“Mi pare una tragico déjà vu“. Usa queste parole il primario infettivologo dell’ospedale Sacco, Massimo Galli, per descrivere l’aumento dei contagi e dei ricoveri nella sua Milano. Giovedì nel capoluogo lombardo si sono registrati altri 515 nuovi positivi, ma è soprattutto la pressione sugli ospedali che comincia a preoccupare. È vero, l’Italia sta ancora meglio rispetto ad altri Paesi europei, ma è “inutile ragionare con i dati di ieri”, avverte sempre Galli. “Dobbiamo guardare le proiezioni, che purtroppo hanno poche probabilità di fallire.

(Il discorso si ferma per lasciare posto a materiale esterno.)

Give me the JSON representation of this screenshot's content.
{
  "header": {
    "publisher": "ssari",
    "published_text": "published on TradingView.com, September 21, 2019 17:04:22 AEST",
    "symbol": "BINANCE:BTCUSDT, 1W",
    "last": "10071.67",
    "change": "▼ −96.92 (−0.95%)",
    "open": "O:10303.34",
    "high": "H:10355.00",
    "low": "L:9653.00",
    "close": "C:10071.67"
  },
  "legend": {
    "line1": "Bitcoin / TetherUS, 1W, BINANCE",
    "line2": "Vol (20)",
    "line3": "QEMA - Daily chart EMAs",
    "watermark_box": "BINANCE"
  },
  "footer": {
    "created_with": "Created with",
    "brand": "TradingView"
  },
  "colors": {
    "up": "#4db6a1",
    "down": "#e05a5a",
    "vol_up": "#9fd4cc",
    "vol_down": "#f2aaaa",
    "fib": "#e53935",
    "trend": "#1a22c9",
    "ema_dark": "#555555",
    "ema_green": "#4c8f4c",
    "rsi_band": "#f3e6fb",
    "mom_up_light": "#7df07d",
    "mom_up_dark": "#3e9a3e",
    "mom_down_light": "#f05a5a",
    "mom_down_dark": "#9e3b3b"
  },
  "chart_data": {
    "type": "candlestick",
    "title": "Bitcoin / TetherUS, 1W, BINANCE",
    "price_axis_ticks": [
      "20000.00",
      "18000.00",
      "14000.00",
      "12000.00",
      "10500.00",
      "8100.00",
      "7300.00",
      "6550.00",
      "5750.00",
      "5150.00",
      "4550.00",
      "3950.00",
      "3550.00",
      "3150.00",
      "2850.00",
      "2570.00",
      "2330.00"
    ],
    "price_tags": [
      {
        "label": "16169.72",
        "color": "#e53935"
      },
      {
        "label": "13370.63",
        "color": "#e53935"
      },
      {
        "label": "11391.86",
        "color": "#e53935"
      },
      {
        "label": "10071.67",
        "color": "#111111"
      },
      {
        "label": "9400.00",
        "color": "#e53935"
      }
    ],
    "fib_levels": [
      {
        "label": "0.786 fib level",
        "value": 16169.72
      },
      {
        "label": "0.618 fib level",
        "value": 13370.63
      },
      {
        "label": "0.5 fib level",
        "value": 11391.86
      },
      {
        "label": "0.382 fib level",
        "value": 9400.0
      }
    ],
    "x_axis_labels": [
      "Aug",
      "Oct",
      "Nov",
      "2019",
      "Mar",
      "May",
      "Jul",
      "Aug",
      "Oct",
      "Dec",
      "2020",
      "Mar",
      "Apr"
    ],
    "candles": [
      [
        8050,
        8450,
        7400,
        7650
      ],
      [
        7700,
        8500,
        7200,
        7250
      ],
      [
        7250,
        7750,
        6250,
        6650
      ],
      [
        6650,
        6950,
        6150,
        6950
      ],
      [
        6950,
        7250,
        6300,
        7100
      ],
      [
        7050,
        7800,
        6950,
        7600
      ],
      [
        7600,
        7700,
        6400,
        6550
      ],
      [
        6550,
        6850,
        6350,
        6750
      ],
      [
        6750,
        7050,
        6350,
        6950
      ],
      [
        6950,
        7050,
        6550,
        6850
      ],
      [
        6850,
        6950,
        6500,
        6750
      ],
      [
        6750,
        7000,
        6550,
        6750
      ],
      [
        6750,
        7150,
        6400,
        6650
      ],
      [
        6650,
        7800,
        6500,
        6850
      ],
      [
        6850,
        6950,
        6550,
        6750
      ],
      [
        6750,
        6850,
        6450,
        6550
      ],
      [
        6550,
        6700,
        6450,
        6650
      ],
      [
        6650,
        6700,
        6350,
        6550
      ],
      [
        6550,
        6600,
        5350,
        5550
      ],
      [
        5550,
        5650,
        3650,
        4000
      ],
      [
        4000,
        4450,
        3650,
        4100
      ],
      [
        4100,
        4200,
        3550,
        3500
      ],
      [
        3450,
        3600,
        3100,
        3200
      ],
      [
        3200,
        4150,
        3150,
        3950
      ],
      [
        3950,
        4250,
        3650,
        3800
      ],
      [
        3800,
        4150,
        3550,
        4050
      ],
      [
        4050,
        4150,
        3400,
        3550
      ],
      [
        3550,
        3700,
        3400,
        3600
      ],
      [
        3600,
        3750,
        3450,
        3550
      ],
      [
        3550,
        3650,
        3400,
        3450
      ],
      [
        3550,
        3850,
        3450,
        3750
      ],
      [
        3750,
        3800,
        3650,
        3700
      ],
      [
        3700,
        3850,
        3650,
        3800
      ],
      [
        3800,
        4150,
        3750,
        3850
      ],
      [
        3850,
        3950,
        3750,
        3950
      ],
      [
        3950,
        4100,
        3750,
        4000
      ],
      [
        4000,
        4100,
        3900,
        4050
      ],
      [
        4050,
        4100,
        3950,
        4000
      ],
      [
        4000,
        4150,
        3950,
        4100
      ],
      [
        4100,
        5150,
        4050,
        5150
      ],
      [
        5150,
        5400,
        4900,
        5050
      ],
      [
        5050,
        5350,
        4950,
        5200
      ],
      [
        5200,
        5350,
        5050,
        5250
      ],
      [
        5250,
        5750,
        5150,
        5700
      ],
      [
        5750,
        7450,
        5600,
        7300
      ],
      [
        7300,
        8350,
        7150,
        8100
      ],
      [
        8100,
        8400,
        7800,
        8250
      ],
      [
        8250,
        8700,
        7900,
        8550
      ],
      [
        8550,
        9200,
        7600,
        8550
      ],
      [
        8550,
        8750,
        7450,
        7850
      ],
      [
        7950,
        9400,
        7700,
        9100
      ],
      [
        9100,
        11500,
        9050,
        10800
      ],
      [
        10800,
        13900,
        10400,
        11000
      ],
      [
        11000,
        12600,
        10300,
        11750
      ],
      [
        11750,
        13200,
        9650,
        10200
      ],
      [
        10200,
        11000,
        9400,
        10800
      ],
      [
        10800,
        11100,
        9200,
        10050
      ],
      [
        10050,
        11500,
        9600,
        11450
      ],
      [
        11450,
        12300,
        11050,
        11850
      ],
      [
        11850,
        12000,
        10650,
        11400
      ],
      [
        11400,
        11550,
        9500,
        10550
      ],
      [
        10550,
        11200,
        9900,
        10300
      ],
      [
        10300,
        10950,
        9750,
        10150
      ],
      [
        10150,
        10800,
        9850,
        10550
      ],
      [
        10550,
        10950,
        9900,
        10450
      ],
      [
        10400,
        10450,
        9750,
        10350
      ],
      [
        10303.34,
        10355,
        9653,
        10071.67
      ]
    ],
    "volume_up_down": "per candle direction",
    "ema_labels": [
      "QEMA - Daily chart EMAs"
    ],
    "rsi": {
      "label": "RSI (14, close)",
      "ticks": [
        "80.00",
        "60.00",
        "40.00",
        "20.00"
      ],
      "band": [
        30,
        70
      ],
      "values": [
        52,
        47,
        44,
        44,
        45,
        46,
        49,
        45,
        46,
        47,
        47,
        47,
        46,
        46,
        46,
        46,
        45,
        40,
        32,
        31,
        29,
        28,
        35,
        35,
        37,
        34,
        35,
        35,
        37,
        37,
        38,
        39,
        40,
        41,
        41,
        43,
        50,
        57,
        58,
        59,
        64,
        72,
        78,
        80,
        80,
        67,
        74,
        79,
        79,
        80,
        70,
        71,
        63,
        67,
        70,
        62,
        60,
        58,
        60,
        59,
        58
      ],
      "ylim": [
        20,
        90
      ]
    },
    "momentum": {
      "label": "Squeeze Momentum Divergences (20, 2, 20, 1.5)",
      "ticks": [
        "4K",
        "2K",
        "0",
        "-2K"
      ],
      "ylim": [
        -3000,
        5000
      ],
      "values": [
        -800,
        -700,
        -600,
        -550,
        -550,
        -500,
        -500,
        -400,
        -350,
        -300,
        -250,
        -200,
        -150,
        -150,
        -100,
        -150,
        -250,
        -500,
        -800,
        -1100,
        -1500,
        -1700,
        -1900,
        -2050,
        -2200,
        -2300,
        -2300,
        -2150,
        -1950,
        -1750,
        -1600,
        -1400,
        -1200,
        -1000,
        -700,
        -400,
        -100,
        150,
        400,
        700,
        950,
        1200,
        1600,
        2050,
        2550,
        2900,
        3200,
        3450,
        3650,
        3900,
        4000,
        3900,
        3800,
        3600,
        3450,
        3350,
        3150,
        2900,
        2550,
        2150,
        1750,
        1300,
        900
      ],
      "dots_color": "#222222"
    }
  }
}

Tra 15 giorni saremo come la Francia, la Spagna, il Regno Unito”, spiega l’esperto. Siamo ancora in tempo per invertire la marcia, sostiene però Franco Locatelli, presidente del Consiglio superiore di sanità e componente del Comitato tecnico scientifico (Cts): “Non ritengo vi siano elementi che possano indirizzarci a prevedere un prossimo, nuovo lockdown, tantomeno un lockdown da realizzarsi in un tempo così definito, ma ancora relativamente lontano, quale le festività natalizie”.
Da giovedì l’ospedale Sacco accetta solo malati con Covid-19 e dirotta su altri ospedali milanesi i pazienti con altre patologie. La decisione è stata presa sulla base delle linee guida regionali, ma è la spia di una situazione che a Milano e in Lombardia sta diventando critica. “Guardi, siamo nelle peste. Sto cercando di occuparmi di tutti i pazienti che ho qui. Mi pare una tragico déjà vu. Lo temevo già da agosto, speravo di sbagliarmi e invece…”, dice chiaramente Galli intervistato da La Repubblica. “La situazione a Milano si sta facendo molto allarmante, al limite della saturazione – riferisce Galli – E ci sono forti criticità anche altrove. Abbiamo assoluto bisogno di far funzionare le indicazioni del decreto del governo. Diversamente, la strada già tracciata è quella degli altri Paesi europei”. Perché gli ospedali sono già così in sofferenza? Galli ricostruisce così la catena di eventi: “Questa estate in vacanza, positivi giovani. A settembre ritorno a casa, positivi giovani. Poi il contagio in famiglia, l’età cresce. Adesso tornano ad essere colpiti gli anziani. E dunque cresce la paura, la sintomatologia, il ricorso alle cure ospedaliere, le terapie intensive. Le vittime, ormai lo sappiamo, le vedremo più in là“. “Non so se ci sarà un lockdown di Natale e non me lo auguro, dobbiamo lavorare strenuamente per evitarlo”, dice ancora Galli.
Lo stesso concetto ribadito dal numero uno del Css Locatelli, secondo cui è ancora troppo presto per fare previsioni. Però, spiega in un’intervista al Corriere della Sera, “è fondamentale che tutti, nessuno escluso, facciano quanto è nelle proprie possibilità per limitare la diffusione del virus. Non ci possiamo proprio più permettere deviazioni dalle buone regole”. “La ripresa della curva epidemica coinvolge tutte le regioni, con maggior concentrazione in alcune. Guardiamo ad esempio Lombardia, Campania e Piemonte. Sono numerosi i focolai sparsi nel Paese – dice Locatelli – è prioritario identificarli e interrompere le catene di trasmissione. È chiaro che quanto più elevato è il numero di focolai e la dimensione numerica dei nuovi casi, tanto più impegnativo o addirittura impossibile diventa il compito dei dipartimenti di prevenzione“.
Fabrizio Pregliasco, virologo dell’università degli Studi di Milano, chiede “un patto sociale” per evitare lo scenario di un secondo lockdown: “Un grande sforzo collettivo per ridurre i contatti al minimo indispensabile. Scuola, lavoro: il resto ora va stornato”. L’esperto, intervistato dal Corriere della Sera, invita a “intervenire partendo dai contatti non essenziali. Certo, la didattica a distanza potrebbe aiutare soprattutto nel caso dei ragazzi più grandi”. Inoltre, per invertire la rotta “è fondamentale trovare spazi per isolare chi necessita di cure semplici, ma anche per garantire quarantene sicure. Siamo in un limbo critico, ma gestibile. Con buone dosi di responsabilità”.